Alcaje recalls traveling across the border to Chile from Mendoza to find reasonably priced clothing. Today, she completes her shopping with simple smartphone clicks.

“These digital marketplaces make purchasing footwear, apparel and other items incredibly convenient. The costs are extremely reasonable, and the rapid delivery is fantastic,” Alcaje said.

MASSIVE JOB LOSSES HIT WORKERS

Local manufacturers find themselves unable to match foreign competitors’ pricing.
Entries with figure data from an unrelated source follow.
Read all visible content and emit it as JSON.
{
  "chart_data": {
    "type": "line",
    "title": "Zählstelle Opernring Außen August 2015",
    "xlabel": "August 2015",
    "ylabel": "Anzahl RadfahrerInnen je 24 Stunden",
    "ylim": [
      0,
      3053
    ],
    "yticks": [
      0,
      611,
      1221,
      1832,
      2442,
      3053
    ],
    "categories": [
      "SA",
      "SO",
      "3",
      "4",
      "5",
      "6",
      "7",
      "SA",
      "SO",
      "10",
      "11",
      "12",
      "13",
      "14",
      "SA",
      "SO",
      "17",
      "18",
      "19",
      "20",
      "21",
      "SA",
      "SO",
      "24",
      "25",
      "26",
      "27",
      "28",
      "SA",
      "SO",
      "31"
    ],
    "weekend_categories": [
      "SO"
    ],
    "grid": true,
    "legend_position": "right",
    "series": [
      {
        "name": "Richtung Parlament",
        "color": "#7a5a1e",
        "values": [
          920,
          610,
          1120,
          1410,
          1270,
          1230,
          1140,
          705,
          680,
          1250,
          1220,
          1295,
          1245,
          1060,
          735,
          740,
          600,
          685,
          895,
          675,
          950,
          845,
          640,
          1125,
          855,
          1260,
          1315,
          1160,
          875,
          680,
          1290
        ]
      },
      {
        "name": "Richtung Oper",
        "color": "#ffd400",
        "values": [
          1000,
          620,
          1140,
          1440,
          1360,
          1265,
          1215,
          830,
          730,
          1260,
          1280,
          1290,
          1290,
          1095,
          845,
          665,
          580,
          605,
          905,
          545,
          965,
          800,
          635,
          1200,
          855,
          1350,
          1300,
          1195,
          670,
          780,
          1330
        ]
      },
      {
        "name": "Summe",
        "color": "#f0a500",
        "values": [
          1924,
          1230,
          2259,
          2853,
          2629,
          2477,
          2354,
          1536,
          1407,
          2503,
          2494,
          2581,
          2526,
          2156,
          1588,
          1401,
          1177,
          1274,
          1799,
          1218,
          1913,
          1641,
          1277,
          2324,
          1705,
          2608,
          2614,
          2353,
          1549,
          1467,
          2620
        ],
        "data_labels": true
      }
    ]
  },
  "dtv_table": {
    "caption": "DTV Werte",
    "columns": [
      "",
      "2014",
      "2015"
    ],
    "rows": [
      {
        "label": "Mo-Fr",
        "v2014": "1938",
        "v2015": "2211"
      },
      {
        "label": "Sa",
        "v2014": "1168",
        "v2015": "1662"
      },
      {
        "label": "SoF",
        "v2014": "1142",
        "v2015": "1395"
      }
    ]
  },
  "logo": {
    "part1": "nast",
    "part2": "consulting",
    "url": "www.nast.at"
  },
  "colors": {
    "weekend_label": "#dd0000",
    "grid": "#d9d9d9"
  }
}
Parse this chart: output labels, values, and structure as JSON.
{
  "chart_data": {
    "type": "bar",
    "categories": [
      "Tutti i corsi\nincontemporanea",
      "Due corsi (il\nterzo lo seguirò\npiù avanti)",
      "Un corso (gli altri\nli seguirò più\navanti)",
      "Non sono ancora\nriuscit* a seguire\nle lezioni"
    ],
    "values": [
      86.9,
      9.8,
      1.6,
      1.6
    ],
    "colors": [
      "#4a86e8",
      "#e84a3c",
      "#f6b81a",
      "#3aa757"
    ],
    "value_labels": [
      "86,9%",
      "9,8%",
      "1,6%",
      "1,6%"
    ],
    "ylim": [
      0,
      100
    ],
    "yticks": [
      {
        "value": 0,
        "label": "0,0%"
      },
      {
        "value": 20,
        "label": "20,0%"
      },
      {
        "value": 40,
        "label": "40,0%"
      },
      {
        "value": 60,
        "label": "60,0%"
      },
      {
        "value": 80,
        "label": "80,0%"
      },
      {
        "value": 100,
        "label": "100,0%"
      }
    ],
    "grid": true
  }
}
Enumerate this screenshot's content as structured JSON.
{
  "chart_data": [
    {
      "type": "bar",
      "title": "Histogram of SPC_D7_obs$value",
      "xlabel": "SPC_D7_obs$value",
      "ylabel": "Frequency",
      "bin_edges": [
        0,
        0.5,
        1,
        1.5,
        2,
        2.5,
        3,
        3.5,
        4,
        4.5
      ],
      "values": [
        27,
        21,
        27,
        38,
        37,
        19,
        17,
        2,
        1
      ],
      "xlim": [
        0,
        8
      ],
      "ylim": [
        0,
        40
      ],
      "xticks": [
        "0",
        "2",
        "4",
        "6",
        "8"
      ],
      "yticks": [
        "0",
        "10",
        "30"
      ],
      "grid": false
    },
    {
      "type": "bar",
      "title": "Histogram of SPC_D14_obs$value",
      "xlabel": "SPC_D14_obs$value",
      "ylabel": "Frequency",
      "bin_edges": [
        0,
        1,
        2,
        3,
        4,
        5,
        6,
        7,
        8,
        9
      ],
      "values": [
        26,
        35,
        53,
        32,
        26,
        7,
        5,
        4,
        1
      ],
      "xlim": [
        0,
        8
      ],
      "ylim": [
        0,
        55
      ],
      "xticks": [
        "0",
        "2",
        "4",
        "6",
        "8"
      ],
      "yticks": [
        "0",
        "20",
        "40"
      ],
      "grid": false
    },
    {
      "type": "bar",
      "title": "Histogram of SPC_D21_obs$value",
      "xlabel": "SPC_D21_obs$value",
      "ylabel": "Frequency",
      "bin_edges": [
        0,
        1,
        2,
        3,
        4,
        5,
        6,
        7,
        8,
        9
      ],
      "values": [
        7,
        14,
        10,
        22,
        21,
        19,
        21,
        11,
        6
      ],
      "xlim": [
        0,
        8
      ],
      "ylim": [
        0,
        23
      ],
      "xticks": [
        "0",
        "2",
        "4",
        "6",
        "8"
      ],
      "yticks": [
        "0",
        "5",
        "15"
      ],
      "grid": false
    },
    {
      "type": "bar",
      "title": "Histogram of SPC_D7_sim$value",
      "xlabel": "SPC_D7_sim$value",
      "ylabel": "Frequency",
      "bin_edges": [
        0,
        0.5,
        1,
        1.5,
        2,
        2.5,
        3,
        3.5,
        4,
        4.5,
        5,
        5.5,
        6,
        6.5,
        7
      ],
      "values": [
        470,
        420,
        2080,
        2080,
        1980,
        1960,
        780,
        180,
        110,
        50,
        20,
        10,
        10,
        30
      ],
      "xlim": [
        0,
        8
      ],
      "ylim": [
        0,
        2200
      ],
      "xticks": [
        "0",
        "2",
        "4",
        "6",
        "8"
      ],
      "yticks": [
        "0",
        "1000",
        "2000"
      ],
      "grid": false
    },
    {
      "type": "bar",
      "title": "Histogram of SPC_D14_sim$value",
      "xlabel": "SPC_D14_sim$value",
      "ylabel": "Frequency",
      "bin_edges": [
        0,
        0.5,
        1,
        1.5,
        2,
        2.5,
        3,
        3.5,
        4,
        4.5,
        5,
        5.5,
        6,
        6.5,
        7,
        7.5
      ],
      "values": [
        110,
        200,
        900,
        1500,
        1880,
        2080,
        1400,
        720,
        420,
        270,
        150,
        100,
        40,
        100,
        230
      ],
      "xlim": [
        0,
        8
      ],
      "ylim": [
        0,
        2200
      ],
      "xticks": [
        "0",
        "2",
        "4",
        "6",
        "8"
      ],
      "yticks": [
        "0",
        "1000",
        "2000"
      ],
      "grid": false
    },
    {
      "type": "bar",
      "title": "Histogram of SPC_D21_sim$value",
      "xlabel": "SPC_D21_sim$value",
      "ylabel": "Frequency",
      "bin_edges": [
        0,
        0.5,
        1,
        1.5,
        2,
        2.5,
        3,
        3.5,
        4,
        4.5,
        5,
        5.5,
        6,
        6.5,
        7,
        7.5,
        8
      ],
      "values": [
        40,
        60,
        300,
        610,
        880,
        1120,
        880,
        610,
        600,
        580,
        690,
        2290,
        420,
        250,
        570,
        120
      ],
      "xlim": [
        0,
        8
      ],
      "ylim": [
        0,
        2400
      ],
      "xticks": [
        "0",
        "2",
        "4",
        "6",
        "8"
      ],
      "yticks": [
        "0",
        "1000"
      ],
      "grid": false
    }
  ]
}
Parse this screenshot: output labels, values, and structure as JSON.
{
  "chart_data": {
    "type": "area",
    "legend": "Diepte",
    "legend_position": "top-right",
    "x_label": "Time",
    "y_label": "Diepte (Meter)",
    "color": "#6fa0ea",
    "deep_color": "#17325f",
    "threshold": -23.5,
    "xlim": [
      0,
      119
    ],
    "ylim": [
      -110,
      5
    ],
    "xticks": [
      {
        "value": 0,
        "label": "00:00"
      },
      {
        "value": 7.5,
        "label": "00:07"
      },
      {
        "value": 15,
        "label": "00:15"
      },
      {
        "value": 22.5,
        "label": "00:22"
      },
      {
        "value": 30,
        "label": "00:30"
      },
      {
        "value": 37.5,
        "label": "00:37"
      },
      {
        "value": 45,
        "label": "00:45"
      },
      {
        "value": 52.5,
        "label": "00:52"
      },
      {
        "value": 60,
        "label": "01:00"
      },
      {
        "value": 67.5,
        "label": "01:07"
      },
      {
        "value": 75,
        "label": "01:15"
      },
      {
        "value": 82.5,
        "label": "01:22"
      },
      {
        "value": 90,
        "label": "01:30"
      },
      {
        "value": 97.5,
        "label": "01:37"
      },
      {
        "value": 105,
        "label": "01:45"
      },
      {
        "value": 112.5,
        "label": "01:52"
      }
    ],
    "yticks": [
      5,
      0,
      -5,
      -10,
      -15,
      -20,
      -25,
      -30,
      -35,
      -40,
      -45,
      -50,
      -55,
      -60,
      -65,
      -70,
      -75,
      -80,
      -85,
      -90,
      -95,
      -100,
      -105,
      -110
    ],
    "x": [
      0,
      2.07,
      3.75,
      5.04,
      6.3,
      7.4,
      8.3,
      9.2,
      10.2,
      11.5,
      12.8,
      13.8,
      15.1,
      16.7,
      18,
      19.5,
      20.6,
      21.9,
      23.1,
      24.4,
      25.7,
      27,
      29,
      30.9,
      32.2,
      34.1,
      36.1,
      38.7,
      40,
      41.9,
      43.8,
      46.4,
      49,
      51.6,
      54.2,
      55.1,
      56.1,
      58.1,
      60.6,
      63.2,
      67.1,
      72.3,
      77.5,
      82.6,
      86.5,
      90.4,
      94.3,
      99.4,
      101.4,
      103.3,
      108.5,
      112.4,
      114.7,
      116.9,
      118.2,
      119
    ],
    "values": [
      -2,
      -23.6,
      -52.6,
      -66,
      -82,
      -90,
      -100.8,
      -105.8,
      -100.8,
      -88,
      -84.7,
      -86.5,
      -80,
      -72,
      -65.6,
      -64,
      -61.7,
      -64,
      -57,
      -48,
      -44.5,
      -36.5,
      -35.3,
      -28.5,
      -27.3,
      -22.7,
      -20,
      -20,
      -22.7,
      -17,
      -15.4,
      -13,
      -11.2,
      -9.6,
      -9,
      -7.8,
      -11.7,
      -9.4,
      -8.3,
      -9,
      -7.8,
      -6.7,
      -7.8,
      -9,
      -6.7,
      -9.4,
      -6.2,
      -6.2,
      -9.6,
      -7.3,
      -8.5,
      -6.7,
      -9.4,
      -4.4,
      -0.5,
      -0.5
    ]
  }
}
Argentina’s textile sector eliminated 16% of its workforce between 2023 and late last year, dropping from approximately 121,000 to 102,000 employees, based on industry statistics released in February.

David Kim, who runs the family-owned Amesud textile facility in San Martin’s industrial district outside Buenos Aires, reports his factory operates at merely 30% capacity.

After spending $10 million on imported equipment over ten years to serve major clients including Nike, Puma and domestic children’s brand Mimo & Co., most machinery now remains unused.

“This represents the most devastating crisis we’ve ever experienced,” Kim stated from his factory floor, where numerous machines sat silent during a weekday afternoon.

“We’re prepared to compete fairly, but we can’t survive being overwhelmed by taxation, employment expenses, and union obligations that don’t burden manufacturers in other nations,” he continued.

As contracts disappeared, Kim reduced his workforce from roughly 420 employees to about 240 and cut production from five days weekly to four.

“We fear reaching a point where we cannot meet basic operational expenses,” Kim warned. “We worry that numerous businesses in our industry will cease to exist.

“Hopefully, we won’t be among them.”

Fundacion Pro Tejer argues that Milei’s policy adjustments have created additional disadvantages for domestic textile manufacturers already weakened by dramatically reduced consumer spending.

“Every participant, from individual entrepreneurs to established fashion houses, faces extremely challenging circumstances,” Pro Tejer’s Makari explained.

“Argentina possesses tremendous capability, extensive heritage, exceptionally talented designers and workers, plus strong family business traditions. Watching employment disappear and enterprises shut down is truly devastating.”